Senate Commerce Chair Ted Cruz is hopeful the Senate will be able to vote this month on his bipartisan college athletics legislation as he makes “minor modifications” to win support.
The Texas Republican said Wednesday he has been meeting throughout this week with “several dozen” commissioners and university presidents to solicit feedback on the bill he introduced last month with the Commerce Committee’s top Democrat, Sen. Maria Cantwell of Washington.
“We continue to make significant progress,” he said, declining to get into the “active discussions” around negotiations.
“I believe we will vote on it this month,” Cruz added.
Cruz and Cantwell’s Protect College Sports Act would establish a federal rule book for college athletics by enacting new policies for student-athlete transfers, banning coaches from moving schools mid-season and enshrining certain “name, image and likeness” protections in law.
Time is running out to schedule a floor vote in July, however, and it remains unclear how much work needs to be done to build consensus in the next two weeks.

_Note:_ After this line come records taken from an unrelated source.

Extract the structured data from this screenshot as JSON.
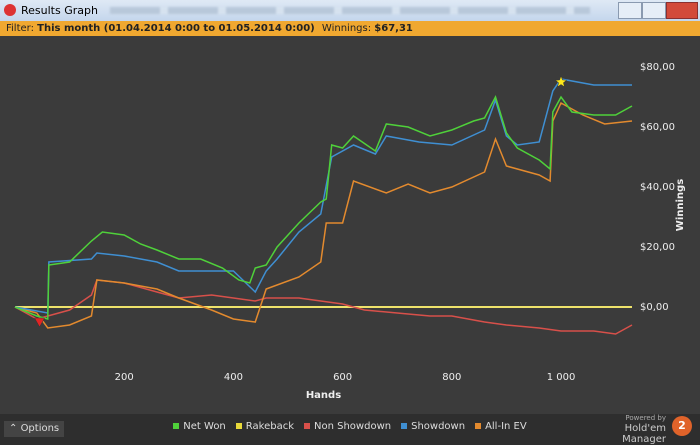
{
  "window": {
    "title": "Results Graph",
    "filter_label": "Filter:",
    "filter_value": "This month (01.04.2014 0:00 to 01.05.2014 0:00)",
    "winnings_label": "Winnings:",
    "winnings_value": "$67,31",
    "options": "Options",
    "powered_by": "Powered by",
    "brand": "Hold'em Manager",
    "brand_badge": "2"
  },
  "chart_data": {
    "type": "line",
    "xlabel": "Hands",
    "ylabel": "Winnings",
    "xlim": [
      0,
      1130
    ],
    "ylim": [
      -20,
      89
    ],
    "xticks": [
      200,
      400,
      600,
      800,
      {
        "value": 1000,
        "label": "1 000"
      }
    ],
    "yticks": [
      {
        "value": 0,
        "label": "$0,00"
      },
      {
        "value": 20,
        "label": "$20,00"
      },
      {
        "value": 40,
        "label": "$40,00"
      },
      {
        "value": 60,
        "label": "$60,00"
      },
      {
        "value": 80,
        "label": "$80,00"
      }
    ],
    "grid": false,
    "legend": "bottom",
    "series": [
      {
        "name": "Net Won",
        "color": "#4fd13a",
        "x": [
          0,
          40,
          60,
          62,
          100,
          140,
          160,
          200,
          230,
          260,
          300,
          340,
          380,
          410,
          430,
          440,
          460,
          480,
          520,
          560,
          570,
          580,
          600,
          620,
          660,
          680,
          720,
          760,
          800,
          840,
          860,
          880,
          900,
          920,
          960,
          980,
          985,
          1000,
          1020,
          1060,
          1100,
          1130
        ],
        "values": [
          0,
          -3,
          -4,
          14,
          15,
          22,
          25,
          24,
          21,
          19,
          16,
          16,
          13,
          9,
          8,
          13,
          14,
          20,
          28,
          35,
          36,
          54,
          53,
          57,
          52,
          61,
          60,
          57,
          59,
          62,
          63,
          70,
          58,
          53,
          49,
          46,
          65,
          70,
          65,
          64,
          64,
          67
        ]
      },
      {
        "name": "Rakeback",
        "color": "#e8d93a",
        "x": [
          0,
          1130
        ],
        "values": [
          0,
          0
        ]
      },
      {
        "name": "Non Showdown",
        "color": "#d8504a",
        "x": [
          0,
          40,
          60,
          100,
          140,
          150,
          200,
          260,
          300,
          360,
          400,
          440,
          460,
          520,
          560,
          600,
          640,
          700,
          760,
          800,
          860,
          900,
          960,
          1000,
          1060,
          1100,
          1130
        ],
        "values": [
          0,
          -4,
          -3,
          -1,
          4,
          9,
          8,
          5,
          3,
          4,
          3,
          2,
          3,
          3,
          2,
          1,
          -1,
          -2,
          -3,
          -3,
          -5,
          -6,
          -7,
          -8,
          -8,
          -9,
          -6
        ]
      },
      {
        "name": "Showdown",
        "color": "#3f8fd2",
        "x": [
          0,
          60,
          62,
          140,
          150,
          200,
          260,
          300,
          360,
          400,
          440,
          460,
          480,
          520,
          560,
          580,
          620,
          660,
          680,
          740,
          800,
          860,
          880,
          900,
          920,
          960,
          985,
          1000,
          1060,
          1130
        ],
        "values": [
          0,
          -2,
          15,
          16,
          18,
          17,
          15,
          12,
          12,
          12,
          5,
          12,
          16,
          25,
          31,
          50,
          54,
          51,
          57,
          55,
          54,
          59,
          69,
          57,
          54,
          55,
          72,
          76,
          74,
          74
        ]
      },
      {
        "name": "All-In EV",
        "color": "#e38a2e",
        "x": [
          0,
          40,
          60,
          100,
          140,
          150,
          200,
          260,
          300,
          360,
          400,
          440,
          460,
          520,
          560,
          570,
          600,
          620,
          680,
          720,
          760,
          800,
          860,
          880,
          900,
          960,
          980,
          985,
          1000,
          1040,
          1080,
          1130
        ],
        "values": [
          0,
          -2,
          -7,
          -6,
          -3,
          9,
          8,
          6,
          3,
          -1,
          -4,
          -5,
          6,
          10,
          15,
          28,
          28,
          42,
          38,
          41,
          38,
          40,
          45,
          56,
          47,
          44,
          42,
          62,
          68,
          64,
          61,
          62
        ]
      }
    ],
    "markers": [
      {
        "x": 45,
        "y": -5,
        "color": "#e02424",
        "shape": "triangle"
      },
      {
        "x": 1000,
        "y": 75,
        "color": "#ffe81a",
        "shape": "star"
      }
    ]
  }
}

A person granted anonymity to share private discussions said Senate Majority Leader John Thune has expressed interest in moving the bill to the floor once it can get 60 votes. But members in both parties have misgivings — including Democrats concerned about student athlete labor protections as well as some Republicans attuned to concerns from major college athletic conferences.
Cantwell, in an interview Thursday, said there’s a “possibility for sure” the bill could land on the Senate floor by the end of the month, while acknowledging there was still some work to do.
“I think right now we have a bill that’s like really in the middle and then there’s people on both sides trying to make change,” she said. “And I think we’ll have to see what we can do that still preserves that agreement but grows the votes.”
Two lobbyists actively engaged in talks around the bill, who were granted anonymity to comment on private conversations, said the legislation is far from ready for a floor vote, adding that the Commerce Committee has not made substantial progress on winning over key players in college sports.
Several universities and conferences — including Louisiana State University, the University of Alabama and Auburn University — have reiterated in recent days that they believe the Cruz-Cantwell bill still requires substantial changes like clarifying liability protections for schools and closing potential loopholes around non-NIL payments for student-athletes.
The bill has also faced strong headwinds as the Big Ten and the Southeastern Conference — the two largest college athletics conferences in the country — have pushed back on a provision aimed at allowing conferences to pool their media rights, insisting the bill clarify that any such provision is entirely voluntary.
Several major conferences were at one time more enthusiastic about the rival proposal in the House known as the SCORE Act, which would offer strong antitrust protections and preempt state NIL laws. But that bill stalled amid opposition from GOP hard-liners and others, emboldening Cruz and Cantwell to forge ahead with their own plan.
Both measures, however, have faced pushback from the Congressional Black Caucus, which has continued to vow to boycott any college sports legislation amid efforts by GOP-led states to redraw congressional maps across the South.